• Les brêles de l’elysée

    « pappy » a des pudeurs de jeunes filles. Fin mai, il s’étonnait, sur Twitter, de découvrir que Google avait répertorié 1150 fichiers .pdf à « ne pas diffuser » sur les sites en .gouv.fr, et invitait l’ANSSI (l’agence en charge de la cyberdéfense) et TadaWeb (une plateforme de veille qui permet d’automatiser, très facilement, l’extraction et le filtrage de documents disponibles en ligne) à creuser le filon :



    Ne cherchant pas particulièrement à voir son identité mentionnée dans Le Canard Enchaîné -qui a publié, début août, un article à ce sujet-, « pappy » y est pudiquement décrit comme « un internaute facétieux« . Co-fondateur du SSTIC et de MISC, le symposium et le magazine de référence, en France, en la matière (je vous conseille ses éditos truffés de calembours et de bons mots), Frédéric Raynal -son vrai nom-, est aussi et surtout un vieux briscard de la sécurité informatique, ex-responsable R&D ès sécurité informatique chez EADS puis Sogeti, passé par l’École de Guerre Economique, avant de créer QuarksLab, une entreprise de sécurité informatique défensive « et » offensive, choisie pour auditer la sécurité de Chatsecure, la messagerie instantanée sécurisée d’IOS.

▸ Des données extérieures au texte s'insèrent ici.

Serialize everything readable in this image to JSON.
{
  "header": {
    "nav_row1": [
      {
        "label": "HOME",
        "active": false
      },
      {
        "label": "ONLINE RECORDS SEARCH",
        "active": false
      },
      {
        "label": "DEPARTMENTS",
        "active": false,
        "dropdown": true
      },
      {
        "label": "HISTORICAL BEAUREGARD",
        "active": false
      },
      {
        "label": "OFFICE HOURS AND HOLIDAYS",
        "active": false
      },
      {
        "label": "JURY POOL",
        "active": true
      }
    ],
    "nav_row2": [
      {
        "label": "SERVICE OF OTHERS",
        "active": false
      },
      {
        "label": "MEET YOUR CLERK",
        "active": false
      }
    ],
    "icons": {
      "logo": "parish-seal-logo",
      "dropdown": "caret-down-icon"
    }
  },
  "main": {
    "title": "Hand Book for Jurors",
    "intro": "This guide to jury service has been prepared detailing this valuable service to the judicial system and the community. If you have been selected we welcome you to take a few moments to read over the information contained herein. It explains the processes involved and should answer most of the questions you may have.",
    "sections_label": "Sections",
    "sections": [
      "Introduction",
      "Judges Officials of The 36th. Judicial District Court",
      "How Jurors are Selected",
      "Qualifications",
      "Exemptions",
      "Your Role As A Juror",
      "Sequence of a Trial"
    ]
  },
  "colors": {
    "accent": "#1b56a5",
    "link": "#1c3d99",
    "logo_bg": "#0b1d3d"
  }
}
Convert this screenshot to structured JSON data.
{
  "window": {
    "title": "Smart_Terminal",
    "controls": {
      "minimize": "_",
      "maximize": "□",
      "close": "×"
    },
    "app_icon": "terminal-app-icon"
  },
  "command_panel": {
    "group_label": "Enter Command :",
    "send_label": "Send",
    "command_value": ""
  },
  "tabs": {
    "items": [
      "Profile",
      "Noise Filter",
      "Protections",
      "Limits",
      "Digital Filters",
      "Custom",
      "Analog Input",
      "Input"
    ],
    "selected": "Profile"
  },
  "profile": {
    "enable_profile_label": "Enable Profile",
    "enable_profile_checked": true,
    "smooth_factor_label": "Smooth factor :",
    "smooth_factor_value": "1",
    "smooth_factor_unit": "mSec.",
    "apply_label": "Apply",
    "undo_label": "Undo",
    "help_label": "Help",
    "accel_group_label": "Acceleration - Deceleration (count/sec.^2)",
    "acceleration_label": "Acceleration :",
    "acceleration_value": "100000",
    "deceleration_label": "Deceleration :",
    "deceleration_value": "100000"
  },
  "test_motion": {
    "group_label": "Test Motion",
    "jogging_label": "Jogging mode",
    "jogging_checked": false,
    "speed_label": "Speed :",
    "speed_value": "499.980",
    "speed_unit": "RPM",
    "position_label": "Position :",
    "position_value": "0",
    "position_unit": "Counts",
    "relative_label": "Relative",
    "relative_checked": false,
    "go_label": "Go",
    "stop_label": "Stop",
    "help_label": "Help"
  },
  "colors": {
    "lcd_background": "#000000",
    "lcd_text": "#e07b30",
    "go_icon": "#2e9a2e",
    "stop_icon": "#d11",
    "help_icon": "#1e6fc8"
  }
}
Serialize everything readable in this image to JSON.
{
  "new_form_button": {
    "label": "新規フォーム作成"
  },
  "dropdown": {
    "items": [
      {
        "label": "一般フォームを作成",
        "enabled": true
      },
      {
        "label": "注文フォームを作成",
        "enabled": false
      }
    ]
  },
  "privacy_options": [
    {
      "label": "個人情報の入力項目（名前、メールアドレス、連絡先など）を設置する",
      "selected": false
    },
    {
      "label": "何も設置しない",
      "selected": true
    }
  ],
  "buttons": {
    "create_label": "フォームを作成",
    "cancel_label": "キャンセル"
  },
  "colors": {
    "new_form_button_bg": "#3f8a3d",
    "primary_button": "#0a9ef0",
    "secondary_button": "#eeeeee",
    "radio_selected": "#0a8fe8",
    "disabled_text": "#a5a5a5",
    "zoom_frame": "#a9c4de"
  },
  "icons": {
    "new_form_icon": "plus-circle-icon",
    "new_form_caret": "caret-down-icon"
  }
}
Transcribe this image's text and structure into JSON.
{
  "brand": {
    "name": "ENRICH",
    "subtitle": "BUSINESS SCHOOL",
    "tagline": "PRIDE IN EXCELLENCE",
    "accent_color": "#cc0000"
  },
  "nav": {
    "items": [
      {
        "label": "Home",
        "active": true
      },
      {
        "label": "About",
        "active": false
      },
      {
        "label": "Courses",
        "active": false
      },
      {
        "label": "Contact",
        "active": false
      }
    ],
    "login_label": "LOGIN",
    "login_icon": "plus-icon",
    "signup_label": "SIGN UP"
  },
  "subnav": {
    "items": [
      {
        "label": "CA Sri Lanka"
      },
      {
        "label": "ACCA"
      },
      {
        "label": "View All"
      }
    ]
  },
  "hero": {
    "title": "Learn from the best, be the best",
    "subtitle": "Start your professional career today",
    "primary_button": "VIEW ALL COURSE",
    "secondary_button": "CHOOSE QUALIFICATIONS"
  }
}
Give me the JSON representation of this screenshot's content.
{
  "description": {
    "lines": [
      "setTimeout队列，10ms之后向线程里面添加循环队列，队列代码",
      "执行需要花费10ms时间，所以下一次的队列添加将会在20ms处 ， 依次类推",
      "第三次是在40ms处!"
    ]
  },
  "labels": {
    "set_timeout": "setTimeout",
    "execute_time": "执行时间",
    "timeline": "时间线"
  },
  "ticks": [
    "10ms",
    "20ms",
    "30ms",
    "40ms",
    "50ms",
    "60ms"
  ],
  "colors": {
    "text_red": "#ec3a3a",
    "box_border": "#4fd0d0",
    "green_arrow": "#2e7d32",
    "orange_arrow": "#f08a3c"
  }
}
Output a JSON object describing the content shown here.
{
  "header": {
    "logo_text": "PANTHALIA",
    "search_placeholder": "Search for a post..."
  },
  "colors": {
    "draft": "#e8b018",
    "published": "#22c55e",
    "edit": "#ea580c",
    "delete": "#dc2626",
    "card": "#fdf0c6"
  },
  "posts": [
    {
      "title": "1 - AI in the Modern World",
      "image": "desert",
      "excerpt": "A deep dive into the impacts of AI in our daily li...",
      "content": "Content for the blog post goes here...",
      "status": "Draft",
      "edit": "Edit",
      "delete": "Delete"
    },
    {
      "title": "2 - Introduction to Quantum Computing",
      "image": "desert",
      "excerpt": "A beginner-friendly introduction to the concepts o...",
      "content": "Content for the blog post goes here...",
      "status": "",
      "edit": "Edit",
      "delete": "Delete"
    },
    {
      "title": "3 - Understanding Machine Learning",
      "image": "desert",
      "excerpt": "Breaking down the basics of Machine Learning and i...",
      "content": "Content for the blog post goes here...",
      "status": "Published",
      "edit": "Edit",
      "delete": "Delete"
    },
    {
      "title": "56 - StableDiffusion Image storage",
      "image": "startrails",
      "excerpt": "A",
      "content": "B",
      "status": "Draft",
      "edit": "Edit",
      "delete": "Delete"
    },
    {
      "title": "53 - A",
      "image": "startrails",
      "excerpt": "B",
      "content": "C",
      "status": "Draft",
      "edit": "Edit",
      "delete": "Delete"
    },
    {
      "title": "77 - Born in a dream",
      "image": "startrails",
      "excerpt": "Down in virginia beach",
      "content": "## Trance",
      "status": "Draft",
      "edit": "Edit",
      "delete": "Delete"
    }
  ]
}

    Sur le millier de documents qu’il a pointé du doigt, aucun ne révèle de secret d’État. Il n’empêche : plusieurs dizaines d’entre eux n’auraient jamais du se retrouver, ainsi, « à poil sur le web« , et quelques-uns ont d’ailleurs été prestement retirés du www suite à l’intervention de votre serviteur. Petit tour d’horizon.

    « Document de travail à usage interne, ne pas diffuser »

    En 2007, l’Agence française de sécurité sanitaire des aliments consacrait un rapport à la « Place des lipides dans l’alimentation » recommandant de « réduire de 30% au moins la consommation de certains aliments contributeurs d’acides gras trans (viennoiseries, pâtisseries, produits de panification industriels, barres chocolatées, biscuits) de faible intérêt nutritionnel« . Signe du caractère sensible de ce dossier, chacune des 51 pages de ce rapport était estampillée, en rouge, « Document de travail, ne pas diffuser« , et tamponnée d’un énorme « Document à usage interne« .

    NePasDiffuserLipides2

    Il n’en est pas moins librement téléchargeable sur le site web du ministère de la santé, tout comme un questionnaire sur les personnes en situation de handicap âgées de 40 ans et plus, une grille d’évaluation interne des établissements d’hébergement pour personnes âgées dépendantes (EHPAD), ou encore un rapport du groupe de travail du Conseil supérieur d’hygiène publique de France sur le « Risque de contamination horizontale au sein de collectivité d’enfants en cas de présence d’un porteur du virus de l’hépatite B (VHB) et opportunité de vacciner la population contact« , eux aussi estampillés « Document de travail, ne pas diffuser« .

    Le ministère de la Santé n’est pas le seul à baver de la sorte. Il suffit en effet de chercher « ne pas diffuser » site:gouv.fr filetype:pdf dans Google pour faire remonter des centaines de fichiers .pdf, disponibles sur les sites web de l’administration française.

    On trouve ainsi, sur le site web du ministère de l’économie, une « Version provisoire, ne pas citer, ne pas diffuser  » d’une étude sur « les véritables moteurs de la croissance » en Chine, un rapport de la DATAR sur les systèmes urbains de proximité truffé de « cartes de travail non définitives à ne pas diffuser« , une « Enquête sur les pratiques de jeux d’argent et de hasard en ligne » siglée, en rouge et en exergue de chacune de ses 23 pages : « CONFIDENTIEL Ne pas diffuser« , ou encore des communiqués de presse de Pierre Moscovici sur la cession par l’Etat de titres Safran, EADS et Airbus estampillés, en lettres majuscules, en italique et en gras : « NE PAS DIFFUSER NI DISTRIBUER NI PUBLIER AUX ETATS-UNIS, AU JAPON, EN AUSTRALIE OU AU CANADA » (sic).